Seris spun, blade raised.

Kieran stepped through the dust.

No aura.

No dramatic entrance.

Just cold eyes taking in the scene.

"You," Seris hissed.

He ignored her.

He looked at Prime.

And for a moment—

The world held its breath.

The man who defied the System.

The man who embodied it.

Both bleeding.

Both exhausted.

Both uncertain.

"You shouldn't be here," Prime rasped.

"Neither should you."

Silence stretched between them.

Seris shifted slightly, positioning herself between them.

Kieran didn't move forward.

He didn't reach for his blade.

Instead—

He knelt.

Opposite her.

"Move."

She hesitated.

Then slowly did.

Not because she trusted him.

Because she understood something larger was happening.

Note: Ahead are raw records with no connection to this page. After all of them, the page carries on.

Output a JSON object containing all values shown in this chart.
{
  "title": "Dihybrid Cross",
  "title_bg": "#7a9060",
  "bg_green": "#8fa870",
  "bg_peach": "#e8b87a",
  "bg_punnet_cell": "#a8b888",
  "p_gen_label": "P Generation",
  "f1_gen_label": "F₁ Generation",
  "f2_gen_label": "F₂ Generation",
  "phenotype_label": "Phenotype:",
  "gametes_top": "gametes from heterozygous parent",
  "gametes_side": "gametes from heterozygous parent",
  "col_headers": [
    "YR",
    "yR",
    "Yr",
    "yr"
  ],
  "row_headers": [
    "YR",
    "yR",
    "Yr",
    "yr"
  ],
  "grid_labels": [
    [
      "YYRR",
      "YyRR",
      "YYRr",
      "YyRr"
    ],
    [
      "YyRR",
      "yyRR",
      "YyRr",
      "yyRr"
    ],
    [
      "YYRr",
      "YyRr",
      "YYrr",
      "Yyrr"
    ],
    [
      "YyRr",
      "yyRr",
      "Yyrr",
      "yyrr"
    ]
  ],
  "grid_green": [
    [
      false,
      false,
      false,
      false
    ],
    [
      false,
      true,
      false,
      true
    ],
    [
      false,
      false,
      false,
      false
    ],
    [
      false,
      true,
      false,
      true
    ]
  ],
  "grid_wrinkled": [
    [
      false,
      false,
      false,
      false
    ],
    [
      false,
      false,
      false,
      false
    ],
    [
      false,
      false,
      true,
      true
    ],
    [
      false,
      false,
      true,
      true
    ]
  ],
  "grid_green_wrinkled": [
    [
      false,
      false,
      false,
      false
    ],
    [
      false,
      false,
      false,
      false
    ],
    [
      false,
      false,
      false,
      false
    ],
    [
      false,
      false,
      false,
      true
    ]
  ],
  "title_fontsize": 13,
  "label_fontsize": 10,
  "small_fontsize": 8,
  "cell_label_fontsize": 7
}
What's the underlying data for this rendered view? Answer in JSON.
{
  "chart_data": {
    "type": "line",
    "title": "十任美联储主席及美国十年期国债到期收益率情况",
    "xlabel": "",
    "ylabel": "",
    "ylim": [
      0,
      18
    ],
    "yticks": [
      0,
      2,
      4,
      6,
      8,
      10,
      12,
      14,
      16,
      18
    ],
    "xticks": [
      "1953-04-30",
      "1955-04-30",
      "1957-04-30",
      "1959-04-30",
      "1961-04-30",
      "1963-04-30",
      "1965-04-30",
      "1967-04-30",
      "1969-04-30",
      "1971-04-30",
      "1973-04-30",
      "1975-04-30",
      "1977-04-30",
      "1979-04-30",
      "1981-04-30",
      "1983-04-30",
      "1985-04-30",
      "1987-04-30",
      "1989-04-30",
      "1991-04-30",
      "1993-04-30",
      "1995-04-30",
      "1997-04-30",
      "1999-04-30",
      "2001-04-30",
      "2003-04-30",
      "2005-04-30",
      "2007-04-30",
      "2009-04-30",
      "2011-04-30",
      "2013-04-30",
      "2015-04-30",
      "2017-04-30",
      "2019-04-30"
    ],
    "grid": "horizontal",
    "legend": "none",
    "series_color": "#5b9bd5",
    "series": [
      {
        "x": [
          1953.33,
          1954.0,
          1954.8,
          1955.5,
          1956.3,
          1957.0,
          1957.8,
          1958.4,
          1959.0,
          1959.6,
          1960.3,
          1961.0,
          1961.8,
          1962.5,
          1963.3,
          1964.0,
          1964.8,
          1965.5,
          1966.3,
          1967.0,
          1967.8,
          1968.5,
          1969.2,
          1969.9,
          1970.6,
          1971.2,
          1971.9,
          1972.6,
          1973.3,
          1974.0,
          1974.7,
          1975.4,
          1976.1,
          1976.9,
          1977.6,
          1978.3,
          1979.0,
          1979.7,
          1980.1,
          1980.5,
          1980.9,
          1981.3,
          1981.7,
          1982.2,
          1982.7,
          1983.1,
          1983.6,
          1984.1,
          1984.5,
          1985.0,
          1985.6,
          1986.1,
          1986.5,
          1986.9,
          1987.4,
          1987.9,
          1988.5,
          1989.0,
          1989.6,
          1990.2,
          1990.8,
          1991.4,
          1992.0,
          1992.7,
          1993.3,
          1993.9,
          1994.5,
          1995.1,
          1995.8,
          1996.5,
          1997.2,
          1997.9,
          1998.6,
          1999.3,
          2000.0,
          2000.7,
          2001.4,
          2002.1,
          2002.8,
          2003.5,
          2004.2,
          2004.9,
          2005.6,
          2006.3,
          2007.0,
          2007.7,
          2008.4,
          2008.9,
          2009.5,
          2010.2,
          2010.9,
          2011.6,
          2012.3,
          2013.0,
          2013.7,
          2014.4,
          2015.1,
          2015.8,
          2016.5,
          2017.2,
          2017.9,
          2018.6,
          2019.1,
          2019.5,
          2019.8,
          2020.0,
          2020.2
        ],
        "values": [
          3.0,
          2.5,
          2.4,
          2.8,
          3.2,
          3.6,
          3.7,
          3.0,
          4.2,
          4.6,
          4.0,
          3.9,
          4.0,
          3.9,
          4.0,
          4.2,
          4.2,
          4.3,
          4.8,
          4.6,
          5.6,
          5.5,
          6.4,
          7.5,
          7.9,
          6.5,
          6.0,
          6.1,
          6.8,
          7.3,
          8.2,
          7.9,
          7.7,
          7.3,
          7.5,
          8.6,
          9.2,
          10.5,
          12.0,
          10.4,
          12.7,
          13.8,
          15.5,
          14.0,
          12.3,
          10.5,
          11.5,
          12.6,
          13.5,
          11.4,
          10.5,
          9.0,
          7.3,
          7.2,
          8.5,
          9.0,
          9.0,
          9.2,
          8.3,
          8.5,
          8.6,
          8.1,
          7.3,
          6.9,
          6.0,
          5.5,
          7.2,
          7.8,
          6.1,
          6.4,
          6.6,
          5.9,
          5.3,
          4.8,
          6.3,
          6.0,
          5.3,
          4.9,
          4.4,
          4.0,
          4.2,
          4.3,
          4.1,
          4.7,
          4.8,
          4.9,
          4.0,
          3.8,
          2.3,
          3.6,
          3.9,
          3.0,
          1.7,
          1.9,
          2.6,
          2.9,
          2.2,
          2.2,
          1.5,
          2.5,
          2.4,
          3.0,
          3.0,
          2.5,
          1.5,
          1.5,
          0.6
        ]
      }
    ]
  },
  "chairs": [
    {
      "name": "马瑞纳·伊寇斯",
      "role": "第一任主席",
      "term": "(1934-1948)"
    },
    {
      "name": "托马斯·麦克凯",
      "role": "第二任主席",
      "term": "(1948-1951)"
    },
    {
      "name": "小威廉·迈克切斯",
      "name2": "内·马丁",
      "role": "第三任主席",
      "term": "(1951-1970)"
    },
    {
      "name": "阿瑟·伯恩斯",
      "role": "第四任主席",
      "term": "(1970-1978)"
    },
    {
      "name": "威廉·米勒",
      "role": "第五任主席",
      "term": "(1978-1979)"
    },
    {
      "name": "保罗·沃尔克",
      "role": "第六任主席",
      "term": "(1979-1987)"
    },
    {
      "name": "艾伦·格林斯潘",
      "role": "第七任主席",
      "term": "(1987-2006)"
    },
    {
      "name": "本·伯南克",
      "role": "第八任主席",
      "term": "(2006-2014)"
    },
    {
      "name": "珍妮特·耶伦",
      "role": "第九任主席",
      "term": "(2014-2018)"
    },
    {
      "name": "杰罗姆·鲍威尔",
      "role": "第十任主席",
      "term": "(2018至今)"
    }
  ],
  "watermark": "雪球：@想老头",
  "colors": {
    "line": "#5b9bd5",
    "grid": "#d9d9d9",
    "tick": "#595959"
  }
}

Kieran pressed his hand to Prime's wound.

Not to heal.

To assess.

"Without the System, you're just flesh," he murmured.

Prime's eyes flickered.

"So are you."

"Yes."

Kieran exhaled.

Then he did something neither the System nor the Void expected.

He fed the wound.

Not with healing light.

With borrowed decay.

The Void swallowed infection.

Stilled hemorrhaging.

It did not restore.

It stabilized.

Prime gasped as the bleeding slowed.

Nihra's voice screamed in Kieran's skull.

Cost increasing.

Soul Integrity: 58%.

He ignored it.

When he pulled his hand away, the wound remained ugly.

Painful.

But no longer fatal.

Seris stared at him.

"You could have let him die."

"Yes."

"Why didn't you?"

Kieran met Prime's gaze.

"Because this isn't about killing gods."

Prime's breathing steadied slowly.

"Then what is it about?"

Kieran stood.

"Teaching them how to bleed."

Outside—

The Graylands trembled.

Not from divine wrath.

From rumor.

Word spread that Prime had fallen.

That he fought without power.

That he could be hurt.

Faith metrics in Virellion fluctuated violently.

Not collapsing.

But shaking.

Because perfection had cracked.

And the crack was visible.

Vael watched from a distant ridge.

He had not intervened.

He had not orchestrated the attack.

This was natural consequence.

But as he observed Prime being carried eastward by Seris—

And Kieran walking alone in the opposite direction—

Something shifted in his expression.

"They still fight for control," one of his followers said.

Vael nodded slowly.

"Yes."

"And you?"

He looked at the silent sky.

"I fight for absence."

That night, Prime awoke in Virellion.

The moment he crossed the border—

His interface returned.

Golden light surged.

Wound fully healed in less than a second.

Pain erased.

Metrics restored.

The chamber filled with relief.

Strategists exhaled.

Faith stabilized.

But Prime remained seated on the edge of his bed.

Quiet.

He touched the spot where the blade had entered.

No scar remained.

But he remembered.

The weight.

The weakness.

The fear.

And something else.

Gratitude.

Kieran had saved him.

Without converting him.

Without demanding loyalty.

Without extracting anything.

That unsettled him more than the wound ever had.

In Eliath, Kieran collapsed in private.

Soul Integrity: 55%.

The Void churned.

Not angry.

Confused.

You preserved the instrument of your opposition.

"I preserved a man."

He will continue to resist you.

"Good."

Nihra fell silent.

Because somewhere deep in the Void—

Something understood.

If Prime had died—

The System would have replaced him.

Stronger.

Colder.

Less human.

Now?

It had to reckon with a god who had felt mortality.

And that was far more dangerous.

Deep beneath the Graylands shrine—

The ancient presence stirred again.

It had felt Prime bleed.

Felt Kieran choose restraint.

Felt Vael reject everything.

Three philosophies.

Three fractures.

The world was destabilizing beautifully.

And something ancient hungered not for control—

Not for absence—

But for collapse.

The sky over the Graylands remained silent.

But the earth beneath it began to crack.